Science Fair Project Encyclopedia
Vallenato
Vallenato is, along with cumbia, the most popular folk music of the Colombian Atlantic coast, which is played mainly with percussion and accordion. Its three traditional instruments are the caja (a small drum held between the knees and played with bare hands); the guacharaca, a wooden scraper about 18 inches long, and the button accordion.
Vallenato means, literally, "born in the valley", which in this case would be the valley between the Pico Cristóbal Colón and the Serranía de Perijá in northeast Colombia. The name indicates also the city from which this music originated: Valledupar (from the place name "Valle de Upar" - "Valley of Upar").

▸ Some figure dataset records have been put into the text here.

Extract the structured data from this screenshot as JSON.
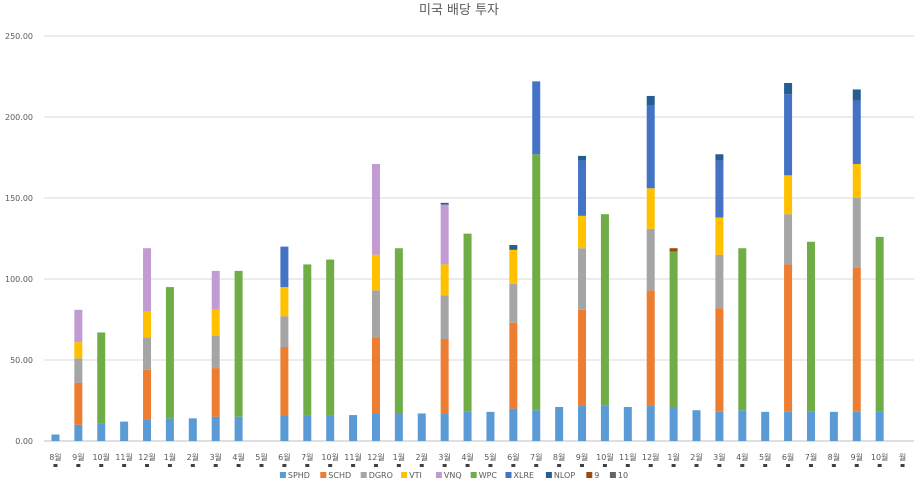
{
  "chart_data": {
    "type": "bar",
    "stacked": true,
    "title": "미국 배당 투자",
    "xlabel": "",
    "ylabel": "",
    "ylim": [
      0,
      250
    ],
    "yticks": [
      "0.00",
      "50.00",
      "100.00",
      "150.00",
      "200.00",
      "250.00"
    ],
    "grid": true,
    "legend_position": "bottom",
    "categories": [
      "8월",
      "9월",
      "10월",
      "11월",
      "12월",
      "1월",
      "2월",
      "3월",
      "4월",
      "5월",
      "6월",
      "7월",
      "10월",
      "11월",
      "12월",
      "1월",
      "2월",
      "3월",
      "4월",
      "5월",
      "6월",
      "7월",
      "8월",
      "9월",
      "10월",
      "11월",
      "12월",
      "1월",
      "2월",
      "3월",
      "4월",
      "5월",
      "6월",
      "7월",
      "8월",
      "9월",
      "10월",
      "월"
    ],
    "series": [
      {
        "name": "SPHD",
        "color": "#5B9BD5",
        "values": [
          4,
          10,
          11,
          12,
          13,
          14,
          14,
          15,
          15,
          0,
          16,
          16,
          16,
          16,
          17,
          17,
          17,
          17,
          18,
          18,
          20,
          19,
          21,
          22,
          22,
          21,
          22,
          21,
          19,
          18,
          19,
          18,
          18,
          18,
          18,
          18,
          18,
          0
        ]
      },
      {
        "name": "SCHD",
        "color": "#ED7D31",
        "values": [
          0,
          26,
          0,
          0,
          31,
          0,
          0,
          30,
          0,
          0,
          42,
          0,
          0,
          0,
          47,
          0,
          0,
          46,
          0,
          0,
          53,
          0,
          0,
          59,
          0,
          0,
          71,
          0,
          0,
          64,
          0,
          0,
          91,
          0,
          0,
          89,
          0,
          0
        ]
      },
      {
        "name": "DGRO",
        "color": "#A5A5A5",
        "values": [
          0,
          15,
          0,
          0,
          20,
          0,
          0,
          20,
          0,
          0,
          19,
          0,
          0,
          0,
          29,
          0,
          0,
          27,
          0,
          0,
          24,
          0,
          0,
          38,
          0,
          0,
          38,
          0,
          0,
          33,
          0,
          0,
          31,
          0,
          0,
          43,
          0,
          0
        ]
      },
      {
        "name": "VTI",
        "color": "#FFC000",
        "values": [
          0,
          10,
          0,
          0,
          16,
          0,
          0,
          16,
          0,
          0,
          18,
          0,
          0,
          0,
          22,
          0,
          0,
          19,
          0,
          0,
          21,
          0,
          0,
          20,
          0,
          0,
          25,
          0,
          0,
          23,
          0,
          0,
          24,
          0,
          0,
          21,
          0,
          0
        ]
      },
      {
        "name": "VNQ",
        "color": "#C39BD3",
        "values": [
          0,
          20,
          0,
          0,
          39,
          0,
          0,
          24,
          0,
          0,
          0,
          0,
          0,
          0,
          56,
          0,
          0,
          37,
          0,
          0,
          0,
          0,
          0,
          0,
          0,
          0,
          0,
          0,
          0,
          0,
          0,
          0,
          0,
          0,
          0,
          0,
          0,
          0
        ]
      },
      {
        "name": "WPC",
        "color": "#70AD47",
        "values": [
          0,
          0,
          56,
          0,
          0,
          81,
          0,
          0,
          90,
          0,
          0,
          93,
          96,
          0,
          0,
          102,
          0,
          0,
          110,
          0,
          0,
          158,
          0,
          0,
          118,
          0,
          0,
          96,
          0,
          0,
          100,
          0,
          0,
          105,
          0,
          0,
          108,
          0
        ]
      },
      {
        "name": "XLRE",
        "color": "#4472C4",
        "values": [
          0,
          0,
          0,
          0,
          0,
          0,
          0,
          0,
          0,
          0,
          25,
          0,
          0,
          0,
          0,
          0,
          0,
          0,
          0,
          0,
          0,
          45,
          0,
          34,
          0,
          0,
          51,
          0,
          0,
          35,
          0,
          0,
          50,
          0,
          0,
          39,
          0,
          0
        ]
      },
      {
        "name": "NLOP",
        "color": "#255E91",
        "values": [
          0,
          0,
          0,
          0,
          0,
          0,
          0,
          0,
          0,
          0,
          0,
          0,
          0,
          0,
          0,
          0,
          0,
          1,
          0,
          0,
          3,
          0,
          0,
          3,
          0,
          0,
          6,
          0,
          0,
          4,
          0,
          0,
          7,
          0,
          0,
          7,
          0,
          0
        ]
      },
      {
        "name": "9",
        "color": "#9E480E",
        "values": [
          0,
          0,
          0,
          0,
          0,
          0,
          0,
          0,
          0,
          0,
          0,
          0,
          0,
          0,
          0,
          0,
          0,
          0,
          0,
          0,
          0,
          0,
          0,
          0,
          0,
          0,
          0,
          2,
          0,
          0,
          0,
          0,
          0,
          0,
          0,
          0,
          0,
          0
        ]
      },
      {
        "name": "10",
        "color": "#636363",
        "values": [
          0,
          0,
          0,
          0,
          0,
          0,
          0,
          0,
          0,
          0,
          0,
          0,
          0,
          0,
          0,
          0,
          0,
          0,
          0,
          0,
          0,
          0,
          0,
          0,
          0,
          0,
          0,
          0,
          0,
          0,
          0,
          0,
          0,
          0,
          0,
          0,
          0,
          0
        ]
      }
    ]
  }
}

It is made up of four airs that are differentiated through their rythmic structure and the way they melody chord structure the accordion player gives it. These are: son, paseo, merengue and puya. The son and the paseo have a 2/4 time and the merengue and the puya a 6/8 time.
The son is played with heavy accentuation and cadence stressed on the low notes of the accordion on its left hand side. It's normally mournful and slow.
The paseo is thought to be an off-shoot of the son. Its speed can vary and today is the most widely recorded air.
The puya's main difference from the merengue is the length of its lyrics. In the last 40 years, accordion players have begun to play it faster and each of the three instruments used in vallenato has a solo. It is considered the oldest of the four airs, with roots in an ancient Indian dance of the Sierra Nevada de Santa Marta.
The merengue is often confused with a Dominican genre of the same name, but their main similarities are their name, which probably was brought by similar tribal groups from Africa. It has a more narrative style and was often used to play decimas, a 10-line verse with internal rhymes brought by the Spanish in the 16th Century.
Every year in April, the Festival de la Leyenda Vallenata, or Festival Vallenato takes place, a contest in which the best interpreters fight for the title of "Rey vallenato " or "Vallenato king".
Though there are traditional vallenato composers such as Enrique Díaz , Emiliano Zuleta or Rafael Escalona , and well-known Colombian musicians which perform vallenato such as Diomedes Díaz and Lisandro Meza among others, the current "ambassador" of this music is the multiple-time Grammy Award-winner Carlos Vives, who has progressively helped the vallenato gain popularity worldwide through something which could be termed "vallenato-pop".